U mnie to samo było. Na dłużej się nie utrzymała pistia choćby nie wiem co robić...
@@maciolo1akwarysta595 U mnie długo pięknie rosłą a potem jakiś grzyb się na nią rzucił i dupa zimna :(
Pistja potrzebuje potasu jak na dwa tygodnie przestałem podawać zaczeła żułknąć i marnieć
W 720 padła po tygodniu z głodu. Za to w 240 nie ma konkurencji w postaci gęsto zarośniętego zbiornika i tu radziła sobie świetnie. Chodź miewałem dużo większe sztuki z rozetami po 20 cm i korzeniami blisko 40cm.
@@neutronshiva2498 tego nie wiedziałem. Dzięki 👍
Szkoda bo ładna roślina😢
W sklepach sprzedają z tego co wiem. W Polsce nie jest zakazane hodowla pistia tym bardziej w akwarium . Ludziom się w głowach przewraca może jak byś ją wywalił do rzeki to może i by cię ukarali ale w akwarium można hodować pozdrawiam .
Mylisz się. Od sierpnia wchodzi całkowity zakaz. Też myślałem że to jakieś jaja, ale na stronie rządowej gov jest o tym informacja. Też uważam że to chore, bo w Polsce w stawie nie przezimuje. Pozdrawiam.
@@krzysztofkola5031 To od sierpnia ale w akwarium raczej można mieć. W stanach jest zakaz hodowania ale jak się ma pozwolenie to można hodować. Pozdrawiam
@@pawelczwojdzinski2690 proponuje wejść na stronę gov.
@@pawelczwojdzinski2690 Na florydzie mają z tym chwastem kurewny problem bo zarasta kanały których tam mają dużo i zarasta Everglades.
No tak, jest na pisane że za pozwoleniem będzie dopuszczane trzymanie tej rośliny. Ktoś już zdobył takie pozwolenie?
Widze jaja uciete.... jeszcze troche niczego nie bedzie wolno posiadac przez takich co sie grzecznie stosują do zidiociałych pseudoprzepisow. Bede u siebie w domu trzymał co mi sie podoba bo to moj dom, nie uni !!! Kiedy sie ludzie obudza Boże drogi.....
Popieram kolegę
O czym ty piszesz - Niechlej tyle
I właśnie takich jak ty pierwszych się obawiam . Tu napiszę co to nie za kozak a pierwszy doniesie..
Uwielbiam twój kanał, ale w tej sytuacji trzeba zrobić bardzo szeroki "uśmiech" i głośno krzyknąć "SIEMA"😁
Martwy przepis.

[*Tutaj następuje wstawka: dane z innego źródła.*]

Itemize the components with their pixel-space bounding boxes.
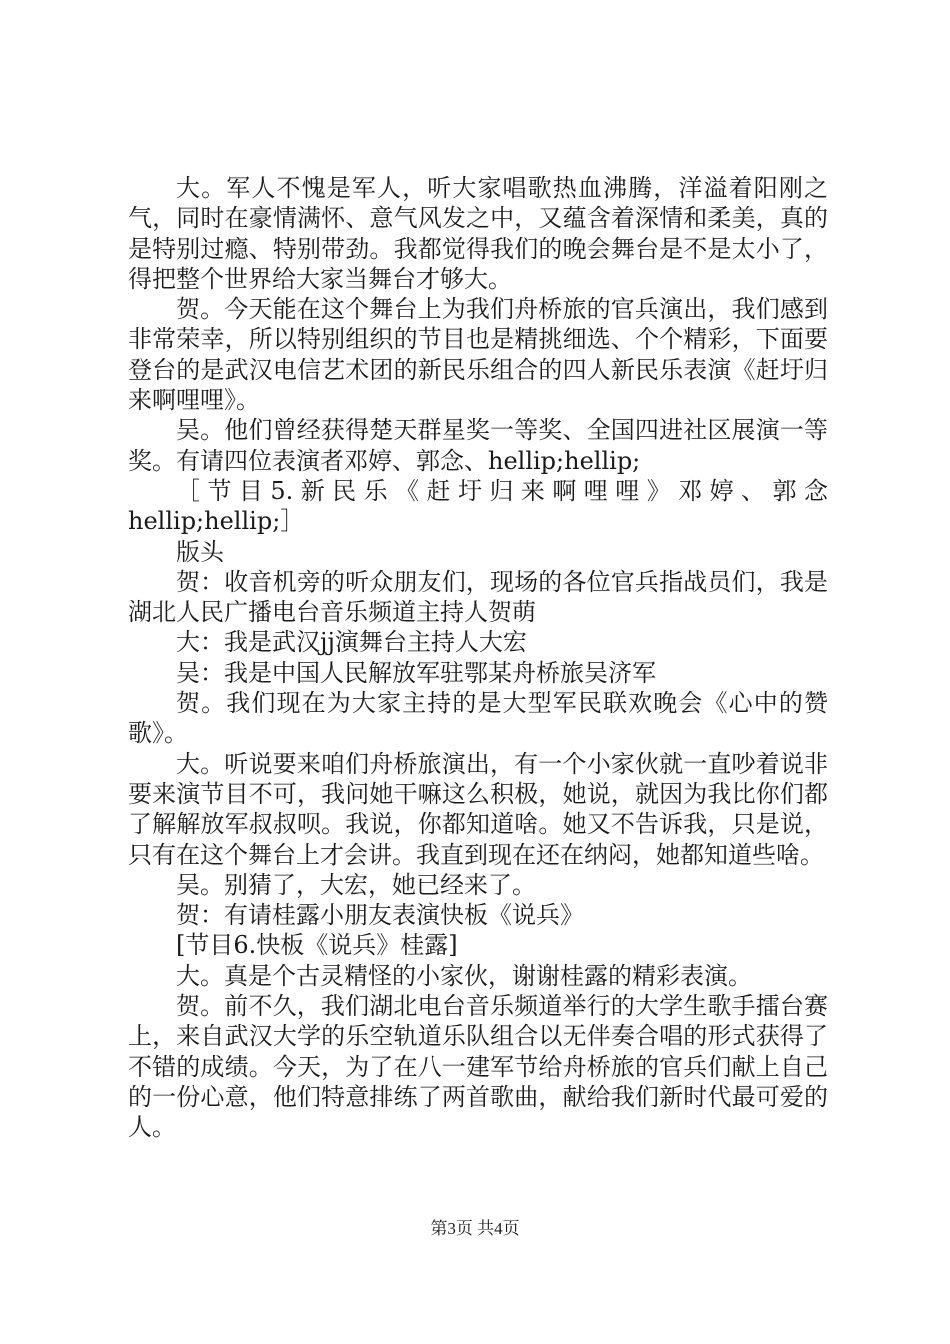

Tak samo jak z Ampulariami. I bardzo dobrze!. Co do samej rośliny jako "wyciągarce" No3 i PO4 - ma to swoją złą stronę. Potrafi szybko zagłodzić inne rośliny i doprowadzić do braków azotu/fosforu.
najlepsza salvinia, u mnie w mojej 240 bardzo szybko rosnie
Why you trow that plants?????For example for my tank was just perfect..... Never throw to the garbage plants.... Better give them to a acvarist.....
O tym właśnie jest ten film. Unia Europejska wprowadziła tą roślinę na listę roślin inwazyjnych. I zabronione jest jej posiadanie. Trzeba ją zutylizować.
Chciałem sobie poczytać w komentarzach o jakiś ciekawych roślinach pływających, a niestety spora cześć to komentarze polityczne. ehhh
Takie czasy trolli
Może wgłębka wodna?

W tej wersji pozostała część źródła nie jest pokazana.